Детских домов быть не должно, вот и весь сказ. Раздайте детей-сирот по любым семьям и платите за их воспитание. Хоть как-то лучше, хотя тоже плохо – без настоящих матери и отца. Эта детдомовская зараза так быстро въедается под кожу человеческих отношений, что даже я, росший в семье, долго потом не мог брать с тарелки последний кусок хлеба, который там всегда отдавали самому маленькому.

Я человек верующий, православный, но вот думаю – отчего-то мы все терпимо относимся к детским домам и к домам престарелых. А мусульмане к этому нетерпимы, а значит – они правильнее относятся к будущему своих наций и к своей вере. Значит, за ними будущее? Неужели будущее за другой, более жёсткой, но правильной верой в своего всевышнего? Ответ на этот вопрос мне неизвестен.

Жестокость. Насколько я жесток? Судить об этом можно не по тому, как другие себя вели по отношению ко мне, а как я действовал сам в период неконтролируемой злости и жестокости.

Сначала на спор думал, как я выдержу боль, потом хотел понять – как смогу вести себя и смогу ли ответить. Как пацаны наши – смогут ли они это сделать? Пусть даже с моего согласия, но они это сделали легко, без всякого сомнения. Четверо меня держали, а один прибивал мои ступни гвоздями к полу.

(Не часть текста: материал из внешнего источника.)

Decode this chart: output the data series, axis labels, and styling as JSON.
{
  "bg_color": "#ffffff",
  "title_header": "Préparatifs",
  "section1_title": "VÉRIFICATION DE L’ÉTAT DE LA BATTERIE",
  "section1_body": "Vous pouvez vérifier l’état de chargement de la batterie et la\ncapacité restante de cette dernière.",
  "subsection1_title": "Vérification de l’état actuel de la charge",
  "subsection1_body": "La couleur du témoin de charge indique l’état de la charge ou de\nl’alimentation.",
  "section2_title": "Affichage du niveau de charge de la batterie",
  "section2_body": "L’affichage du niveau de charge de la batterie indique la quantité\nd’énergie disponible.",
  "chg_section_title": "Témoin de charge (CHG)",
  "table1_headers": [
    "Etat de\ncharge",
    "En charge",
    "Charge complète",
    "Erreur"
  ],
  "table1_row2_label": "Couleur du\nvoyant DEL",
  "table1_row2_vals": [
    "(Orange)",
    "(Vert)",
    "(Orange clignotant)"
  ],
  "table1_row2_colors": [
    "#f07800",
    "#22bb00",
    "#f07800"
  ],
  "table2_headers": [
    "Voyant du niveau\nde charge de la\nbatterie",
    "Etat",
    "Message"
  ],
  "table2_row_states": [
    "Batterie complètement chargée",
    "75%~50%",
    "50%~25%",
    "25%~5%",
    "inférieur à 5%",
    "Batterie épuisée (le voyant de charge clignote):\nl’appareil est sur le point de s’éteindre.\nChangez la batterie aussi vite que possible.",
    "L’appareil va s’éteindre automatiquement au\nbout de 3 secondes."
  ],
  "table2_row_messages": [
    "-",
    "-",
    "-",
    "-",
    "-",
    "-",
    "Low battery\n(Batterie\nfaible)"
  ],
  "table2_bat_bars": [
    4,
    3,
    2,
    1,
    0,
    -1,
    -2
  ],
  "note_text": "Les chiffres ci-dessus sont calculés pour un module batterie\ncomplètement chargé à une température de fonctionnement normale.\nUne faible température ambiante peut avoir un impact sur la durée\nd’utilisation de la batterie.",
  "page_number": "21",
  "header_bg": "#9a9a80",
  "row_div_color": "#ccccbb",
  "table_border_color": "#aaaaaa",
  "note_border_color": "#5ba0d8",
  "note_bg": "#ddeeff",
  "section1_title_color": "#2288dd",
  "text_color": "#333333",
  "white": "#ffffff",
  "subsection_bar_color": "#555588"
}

Получилось всё, что мы хотели, – и у меня, и у них. Но я же не знал, что будет хоть и не больно, но почему-то унизительно и обидно. У меня появилось столько сил, ненависти, злости и жестокости, что я ножкой, открученной от стола, ночью бил троих сонных пацанов по очереди в каждой отдельной комнате. Никто не встал на их защиту, потому что я имел на то право – отомстить за обиду. В окровавленных обмотках из простыни на обеих ногах я был, видимо, страшен.

Ничего тебе больше рассказывать не буду, самому неприятно и страшно вспоминать и переживать своё жестокое прошлое. И тут тоже есть проблема с моей психикой, и особенно в детстве. Мне всё время хотелось что-то проверить, испытать себя и узнать. Уже с возрастом я прочёл, как люди от потери крови умирали, прибитые на кресте. Так вот – не было никакого обильного кровотечения. Я проверил. Значит, умирали от другого. Был шок, да и то – первоначальный, перешедший в неконтролируемую жестокость. И боли тоже не было, той, которую можно было бы так остро запомнить. А сейчас уже вспоминаю и думаю – ну ни фига себе, каким я, видите ли, был экспериментатором.

Это всё из-за отсутствия ограничивающего меня страха. Я неосознанно и не опасаясь последствий, по своей детской наивности, делал то, что другие делать боялись. У меня его просто не было, этого страха, я не знал и остро не воспринимал это чувство. А что осталось от этого случая? Уже более 50 лет я почти каждый месяц на ногах обрезаю мозоли, оставшиеся от гвоздей. Также у меня осталось чувство уверенности в себе – что всё могу выдержать и победить. Я сильный, могу за себя постоять и за обиду отомстить – без жалости и сомнения. Ничего себе вывод.

Спасибо маме моей и судьбе, что я вырвался из прошлой жизни и больше туда не возвратился. Сколько бы ни проезжал мимо Долинского детского дома-интерната, так ни разу не зашёл в него. Не хочу и не могу себя заставить. Говорят, через несколько лет его закрыли и сделали там районную библиотеку.

Я потом, уже через много лет, узнал, как сложилась судьба у тех, кто забивал мне гвозди в ноги. Саша Онуприенко и Коля Романов были друзья из одного посёлка Фирсово. Уже после интерната, но ещё в молодом возрасте Саша и Коля на очередной пьянке-гулянке поругались крепко, но без причины, как обычно. И Саша Онуприенко пырнул ножом своего закадычного друга Колю Романова, который потом, промучившись недолго в больнице, умер от потери и заражения крови. Вот такая вот судьба у моих бывших друзей-недругов и приятелей по интернату.